Donnerstag, 12. Januar 2017

Ihr wollt wissen, was in den USA abgeht?


T.C. Boyle lässt uns ein wenig in die Seele der USA abseits von Glamour und Hollywood blicken. Hier geht es nicht um "Yes we can" um "Change" oder eine bunte Regenbogengesellschaft. Hier sind wir in der Weite Amerikas, dem Land des weissen Mannes. Des wuetenden weissen Mannes. Hier zählt "This land is my land" und "I stand my ground". Das Verständnis von persönlicher Freiheit geht hier so weit, dass die Arbeit der Polizei als unzulässige Einmischung in persönliche Angelegenheiten empfunden wird.

Adam, der tragische Held des Romanes, ein Kind der Wohlstands-gesellschaft, ist längst ein Aussenseiter geworden. Er träumt sich in den Wilden Westen hinein und eifert seinem Idol John Colter nach, der sich gegen alle Feinde verteidigen kann und dem Schicksal immer wieder ein Schnippchen schlägt. Wie er fuehrt Adam ein einsames Leben ausserhalb des gesellschaftlichen Rasters. Anders als ein Held erträgt er sein Dasein jedoch fast nur vollgedröhnt und hat sich in den Bergen eine Hanfplantage angelegt. Jede Begegnung mit der "normalen" Welt endet gewöhnlich im Chaos, weshalb er nur selten Kontakt sucht. Eine Liebesaffäre mit einer Gleichgesinnten, die ihren eigenen Krieg gegen die Behörden fuehrt aber noch nicht aus der Welt gefallen ist, bringt ihn punktuell wieder mit der Gesellschaft zusammen. Mit Sara verbindet ihn Sex und der gemeinsame Hass auf die Ordnungsbehörden.  Weil sie "keinen Vertrag mit dem Staat" und ihr Auto nicht ordnungsgemäss angemeldet hat, wurde dieses bei einer Polizeikontrolle ebenso konfisziert wir ihr Hund, der in ein Tierheim gebracht wurde.
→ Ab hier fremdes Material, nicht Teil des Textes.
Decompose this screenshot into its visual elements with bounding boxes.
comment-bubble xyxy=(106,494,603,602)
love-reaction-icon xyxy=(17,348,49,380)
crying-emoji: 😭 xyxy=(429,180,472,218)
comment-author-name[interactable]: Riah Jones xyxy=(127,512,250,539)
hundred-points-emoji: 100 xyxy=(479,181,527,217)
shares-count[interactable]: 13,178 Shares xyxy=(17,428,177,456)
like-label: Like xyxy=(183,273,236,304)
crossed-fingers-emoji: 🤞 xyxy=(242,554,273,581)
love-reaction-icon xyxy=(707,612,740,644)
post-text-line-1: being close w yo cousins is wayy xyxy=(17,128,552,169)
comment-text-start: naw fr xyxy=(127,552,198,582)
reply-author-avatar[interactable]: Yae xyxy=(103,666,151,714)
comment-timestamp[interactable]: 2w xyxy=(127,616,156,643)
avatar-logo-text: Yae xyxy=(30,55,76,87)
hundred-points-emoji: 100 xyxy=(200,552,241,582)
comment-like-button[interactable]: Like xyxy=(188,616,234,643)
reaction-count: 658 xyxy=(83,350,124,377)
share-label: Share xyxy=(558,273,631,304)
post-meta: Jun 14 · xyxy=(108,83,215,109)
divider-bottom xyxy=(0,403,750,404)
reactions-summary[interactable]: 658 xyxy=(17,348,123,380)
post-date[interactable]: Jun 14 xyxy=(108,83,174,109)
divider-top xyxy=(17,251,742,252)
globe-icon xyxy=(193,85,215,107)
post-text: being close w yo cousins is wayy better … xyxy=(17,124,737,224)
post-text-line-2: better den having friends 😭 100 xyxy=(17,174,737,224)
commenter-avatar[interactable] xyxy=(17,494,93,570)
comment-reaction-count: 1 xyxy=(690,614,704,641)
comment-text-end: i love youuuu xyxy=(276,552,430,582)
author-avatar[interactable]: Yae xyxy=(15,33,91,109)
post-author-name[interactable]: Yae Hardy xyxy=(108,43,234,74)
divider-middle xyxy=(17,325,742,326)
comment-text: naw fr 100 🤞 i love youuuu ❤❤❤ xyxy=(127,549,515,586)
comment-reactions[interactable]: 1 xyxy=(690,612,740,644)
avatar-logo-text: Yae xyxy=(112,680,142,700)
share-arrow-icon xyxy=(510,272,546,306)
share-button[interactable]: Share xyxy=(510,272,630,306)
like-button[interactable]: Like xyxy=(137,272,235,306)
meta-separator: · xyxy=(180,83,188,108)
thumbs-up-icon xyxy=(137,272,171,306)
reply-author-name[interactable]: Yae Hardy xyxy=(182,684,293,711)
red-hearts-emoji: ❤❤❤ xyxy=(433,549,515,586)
Die Befreiung ihres Hundes hat fuer sie oberste Priorität und Adam wird zum Unterstuetzer. Ein widerrechtlicher Befreiungsversuch, befeuert von Adams gewalttätigem Hass fuehrt endgueltig ins Chaos.

Adams innere Wut, die ausweglosen Situationen, in die er sich immer wieder hinein manövriert hat und ein zunehmender Realitätsverlust steigern seine Gewaltbereitschaft und befeuern die Spirale von Gewalt und Gegengewalt. Die Staatsgewalt ruestet auf und es kommt zum finalen Showdown.

Meisterhaft beschreibt T.C. Boyle die Schule der Gewalt. Hier lernen wir die Persönlichkeiten und die Gemuetszustände kennen, die zu den gewalttätigen Endladungen fuehren, von denen wir mit Entsetzen in den Medien hören. Die Frage, wie viel Freiheit und wie viel Individualismus eine Gesellschaft aushalten kann und muss, drängt sich auf. Der Härtetest fuer unsere deutsche Gesellschaft hat mit immer brutaleren Gewaltexzessen, der Fluechtlingswelle, dem Terrorismus, den Reichsbuergen, dem wiederkehrenden Nationalismus wohl gerade erst begonnen.